Günlerdir kentimiz depremin sonuçlarıyla boğuşuyor. Çocukların da içinde olduğu 114 insanımız depremde yaşamını yitirdi, binin üzerinde ise yaralımız var. İşçi ve emekçiler dayanışma duygusuyla ellerinden geldiğince yaraları sarmaya çalışırken, ölümlerin sorumlusu olanlar şov derdine düşüyor.
Denetimsizlik, kararların uygulanmaması, bürokrasi, rantçı zihniyet, kârın insan canından önemli tutulması, yargının-yönetmeliklerin-prosedürlerin bu aynı bakışla işletilmemesi, kısacası tüm parçalarıyla bir bütünü oluşturduğu kapitalist sistem hala vahşet, acı, barbarlık üretmeye devam ediyor. On binlerce işçi, aklı depremi yaşayan yakınlarındayken ve hala deprem tehlikesi sürüyorken çalışmaya zorlandı.
Onlarca kişinin can verdiği Rıza Bey apartmanında yaşanan katliam sürpriz değildi. 2005'te yaşanan depremde hasar gören ve çatlakları sıvayla kapatılan bina, kapitalist sistemin insan canını hiçe saydığını bir kez daha gösterdi. Binanın kalınamaz olduğu belediye tarafından belgelenirken nasıl oluyor da 15 yıldır insanlar bu apartmanda yaşamaya devam ediyor? Belediyesinden bakanlığına bu binanın çökebileceği tespit edilmişken neden insanlar tahliye edilmiyor, içinde yaşayanlara konut tahsis edilmiyor?

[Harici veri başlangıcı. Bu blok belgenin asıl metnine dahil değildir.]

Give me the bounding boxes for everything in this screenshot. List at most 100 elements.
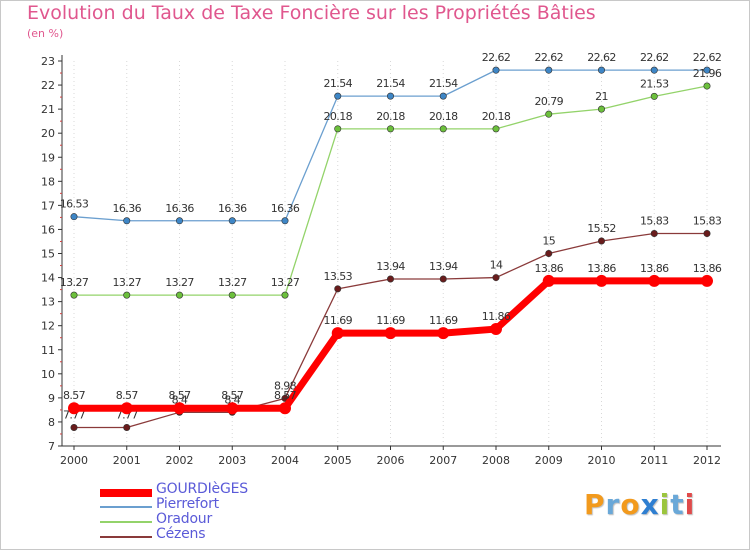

Normal koşullarda bir doğa olayı olan deprem, göz göre göre 100'den fazla insanın yaşamına mal olan organize bir katliamla sonuçlanmıştır. Bu katliamın sorumlusu ise belediye yönetiminden iktidarına, yargısından yürütmesine kadar sermaye devletinin kendisidir. Ve maalesef ki yönetim biçimine, bu çürümüş zihniyete karşı sarf edilmeyen her söz, korkuyla geri atılan her adım bu tabloya neden olmuştur.
Bugün çocuklarımızı, sevdiklerimizi ve insanlığı, kapitalist sistemin rant ve kar hırsına kurban veriyoruz. Deprem karşısında ilk günden gelişen dayanışmamız ise, sorumlulardan hesap sorma ve vahşi düzeni yıkma hedefiyle birleşmez ise sistemin yarattığı çatlakları sıvayla kapatmaktan öteye sonuç yaratmayacaktır. Bu nedenle kapitalist sisteme karşı örgütlenmek yaşamsaldır.
Üzerimizde dolaşan kara bulutları enkazlara çıkıp şov yapanlar, depremlerin kader-fıtrat işi olduğunu söyleyenler, hükümetle belediye arasında sorumluluğu birbirinin üzerine yıkanlar değil "insanca bir yaşam istiyoruz’ diyen işçiler ve emekçiler dağıtabilir.
Depremlerin, doğal afetlerin ve salgınların felakete dönüşmesini engellemenin biricik yolu, mali kaynakları ve teknik donanımı kar ve rant için kullanan kapitalist sistemi yıkıp, insanı ve doğayı esas alan sosyalist düzeni kurmaktan geçiyor!